More pictures are taken with phones than point and shoots, says CEA study
The Consumer Electronics Association (CEA) on Thursday released a study about the consumer imaging market which shows yet again that smartphones are decimating the point and shoot camera market.
55 percent of users in the study said they considered a point and shoot camera to be their primary image capture device, and only 18 percent considered their smartphone to be their primary photographic device.
Mental primacy, in this case, is not much of a metric. Users don't consider their phone to be a camera, that's not really a difficult thing to imagine.
What's important to note is that 93 percent of consumers said they consider point and shoot imaginge to be better quality, but 74 percent of consumers said they prefer the convenience of a smartphone camera.
As the adage goes, the best camera is the one you have with you, and the CEA says 61 percent of all photos are taken on the spur of the moment. By virtue of that fact, the association found more photos are being taken by smartphones than point and shoots: 35 per month versus 32 per month.
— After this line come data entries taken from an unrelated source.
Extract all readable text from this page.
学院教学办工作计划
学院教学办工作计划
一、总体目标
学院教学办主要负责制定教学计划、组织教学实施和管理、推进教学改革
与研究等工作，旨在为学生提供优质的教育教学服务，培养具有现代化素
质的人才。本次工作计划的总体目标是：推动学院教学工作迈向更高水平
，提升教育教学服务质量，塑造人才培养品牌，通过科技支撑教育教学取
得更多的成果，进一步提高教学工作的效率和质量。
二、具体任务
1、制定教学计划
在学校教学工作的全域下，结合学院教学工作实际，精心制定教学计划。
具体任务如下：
The CEA's results sync with market data from NPD from two months ago, which said casual photo and video capture on smartphones is driving point-and-shoots out of the market. Photobucket released its figures for 2011 not long after the holiday season and found that 64 percent of its users were shooting with digital cameras, down from 82 percent the year before. Thirty-eight percent reported that they switched back to a digital camera for some holiday images however. In that respect, the point and shoot becomes the "step up" from the phone, sort of like how the DSLR used to be the step up from the point and shoot.
Indeed, these factors play heavily into the current turmoil in the industry. Polaroid is attempting to shift gears in its product lineup and offer a point and shoot camera that is effectively just an Android smartphone.
Bankrupt Kodak took a more desperate approach last week and axed its point-and-shoot camera division altogether.
Japanese companies, meanwhile, have faced even greater pressures due to last year's natural disasters which drew production to a standstill.
This pressure appears to be driving Olympus Corp. to the breaking point. Today, three former executives were arrested for suspected accounting fraud to negate the company's financial losses on paper. Olympus' inappropriate accounting practices were first revealed last October by erstwhile CEO Michael Woolford, who blew the whistle on Olympus after just two weeks in his position, and was summarily terminated.